I hope the official can resolve this issue as soon as possible.

Hello @endnone ,thank you for reaching out and happy to help. Could you please provide the following to investigate further:

-SDK debug logs
-Wandb —version
-Code snippets
-Notebook environment you are currently using

@joana-marie
I’ve uploaded the script and additional details, You can access it here: wandb_debug.

Please let me know if there’s anything else you need from my end to assist further.

Additionally, some similar issues have been discussed in this thread on the wandb GitHub issues page: wandb/issues/6449. It might provide some useful insights.

Hi @endnone thank you for the detailed information. Just to clarify, is the python script in this github repo the one raising that BrokenPipe error for you? additionally, from these logs it seems that the Python process was killed due to a lack of available memory. May I please ask what’s your current RAM size, and if you’re running into similar issue for a training that doesn’t require that many resources?

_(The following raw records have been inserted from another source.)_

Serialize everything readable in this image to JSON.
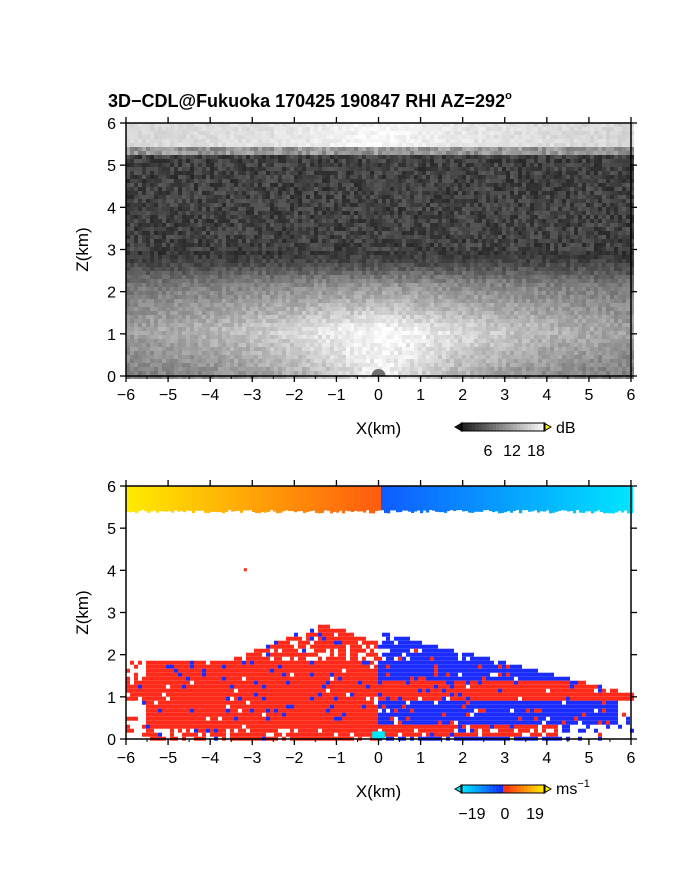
{
  "figure": {
    "title_main": "3D−CDL@Fukuoka 170425 190847 RHI AZ=292",
    "title_sup": "o"
  },
  "colors": {
    "background": "#ffffff",
    "axis": "#000000",
    "reflectivity_bg_dark": "#2b2b2b",
    "reflectivity_bright": "#f0f0f0",
    "velocity_positive": "#ff2a1a",
    "velocity_negative": "#1a2cff",
    "velocity_pos_far": "#ffee00",
    "velocity_neg_far": "#00e8ff"
  },
  "chart_data": [
    {
      "type": "heatmap",
      "name": "reflectivity",
      "xlabel": "X(km)",
      "ylabel": "Z(km)",
      "xlim": [
        -6,
        6
      ],
      "ylim": [
        0,
        6
      ],
      "xticks": [
        -6,
        -5,
        -4,
        -3,
        -2,
        -1,
        0,
        1,
        2,
        3,
        4,
        5,
        6
      ],
      "yticks": [
        0,
        1,
        2,
        3,
        4,
        5,
        6
      ],
      "colorbar": {
        "unit": "dB",
        "ticks": [
          6,
          12,
          18
        ]
      },
      "layers": [
        {
          "label": "upper bright layer",
          "z_range": [
            5.35,
            6
          ],
          "level_db": 14
        },
        {
          "label": "dark noise",
          "z_range": [
            3.0,
            5.35
          ],
          "level_db": 3
        },
        {
          "label": "boundary layer",
          "z_range": [
            0,
            2.9
          ],
          "level_db": 10
        },
        {
          "label": "near-radar peak",
          "z_range": [
            0,
            0.8
          ],
          "level_db": 18
        }
      ]
    },
    {
      "type": "heatmap",
      "name": "doppler_velocity",
      "xlabel": "X(km)",
      "ylabel": "Z(km)",
      "xlim": [
        -6,
        6
      ],
      "ylim": [
        0,
        6
      ],
      "xticks": [
        -6,
        -5,
        -4,
        -3,
        -2,
        -1,
        0,
        1,
        2,
        3,
        4,
        5,
        6
      ],
      "yticks": [
        0,
        1,
        2,
        3,
        4,
        5,
        6
      ],
      "colorbar": {
        "unit": "ms",
        "unit_sup": "−1",
        "ticks": [
          -19,
          0,
          19
        ]
      },
      "regions": [
        {
          "label": "upper layer west",
          "x_range": [
            -6,
            0
          ],
          "z_range": [
            5.3,
            6
          ],
          "velocity": [
            19,
            5
          ]
        },
        {
          "label": "upper layer east",
          "x_range": [
            0,
            6
          ],
          "z_range": [
            5.3,
            6
          ],
          "velocity": [
            -5,
            -19
          ]
        },
        {
          "label": "boundary layer west",
          "x_range": [
            -5.9,
            0
          ],
          "z_range": [
            0.2,
            2.8
          ],
          "velocity": 4
        },
        {
          "label": "boundary layer east (receding)",
          "x_range": [
            0,
            5.8
          ],
          "z_range": [
            0.3,
            2.6
          ],
          "velocity": -4
        },
        {
          "label": "jet layer east",
          "x_range": [
            0,
            6
          ],
          "z_range": [
            1.0,
            1.45
          ],
          "velocity": 4
        },
        {
          "label": "surface layer east",
          "x_range": [
            0,
            4.2
          ],
          "z_range": [
            0.15,
            0.35
          ],
          "velocity": 4
        },
        {
          "label": "near-radar",
          "x_range": [
            -0.15,
            0.15
          ],
          "z_range": [
            0,
            0.1
          ],
          "velocity": -18
        }
      ]
    }
  ]
}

The issue mainly occurs when the wandb service is automatically terminated after loading a checkpoint on the GPU. If the wandb service is not started, there is enough memory to complete the script. RAM information is as follows:

MemTotal:       792264260 kB
MemFree:        514097244 kB
MemAvailable:   733915564 kB
Buffers:          150484 kB
Cached:         222294576 kB
SwapCached:            0 kB
Active:         223218892 kB
Inactive:        6503552 kB
Active(anon):    7331772 kB
Inactive(anon):  2845412 kB
Active(file):   215887120 kB
Inactive(file):  3658140 kB
Unevictable:           0 kB
Mlocked:               0 kB
SwapTotal:             0 kB
SwapFree:              0 kB
Dirty:               140 kB
Writeback:             0 kB
AnonPages:       7278700 kB
Mapped:           912796 kB
Shmem:           2899788 kB
Slab:           22179064 kB
SReclaimable:    1695732 kB
SUnreclaim:     20483332 kB
KernelStack:       59296 kB
PageTables:        48668 kB
NFS_Unstable:          0 kB
Bounce:                0 kB
WritebackTmp:          0 kB
CommitLimit:    396132128 kB
Committed_AS:   25350352 kB
VmallocTotal:   34359738367 kB
VmallocUsed:     2931444 kB
VmallocChunk:   33683423228 kB
Percpu:           127488 kB
HardwareCorrupted:     0 kB
AnonHugePages:   2586624 kB
CmaTotal:              0 kB
CmaFree:               0 kB
HugePages_Total:       0
HugePages_Free:        0
HugePages_Rsvd:        0
HugePages_Surp:        0
Hugepagesize:       2048 kB
DirectMap4k:    767213396 kB
DirectMap2M:    33757184 kB
DirectMap1G:     4194304 kB

Thank you for the additional information, @endnone it looks like that you have sufficient memory resources. I am wondering how you’re restarting service that you’ve mentioned in your original post here? also, it seems you’re in an older SDK version 0.15.5 and I was wondering if you’re still noticing the same issue after upgrading to our most recent SDK release 0.17.0?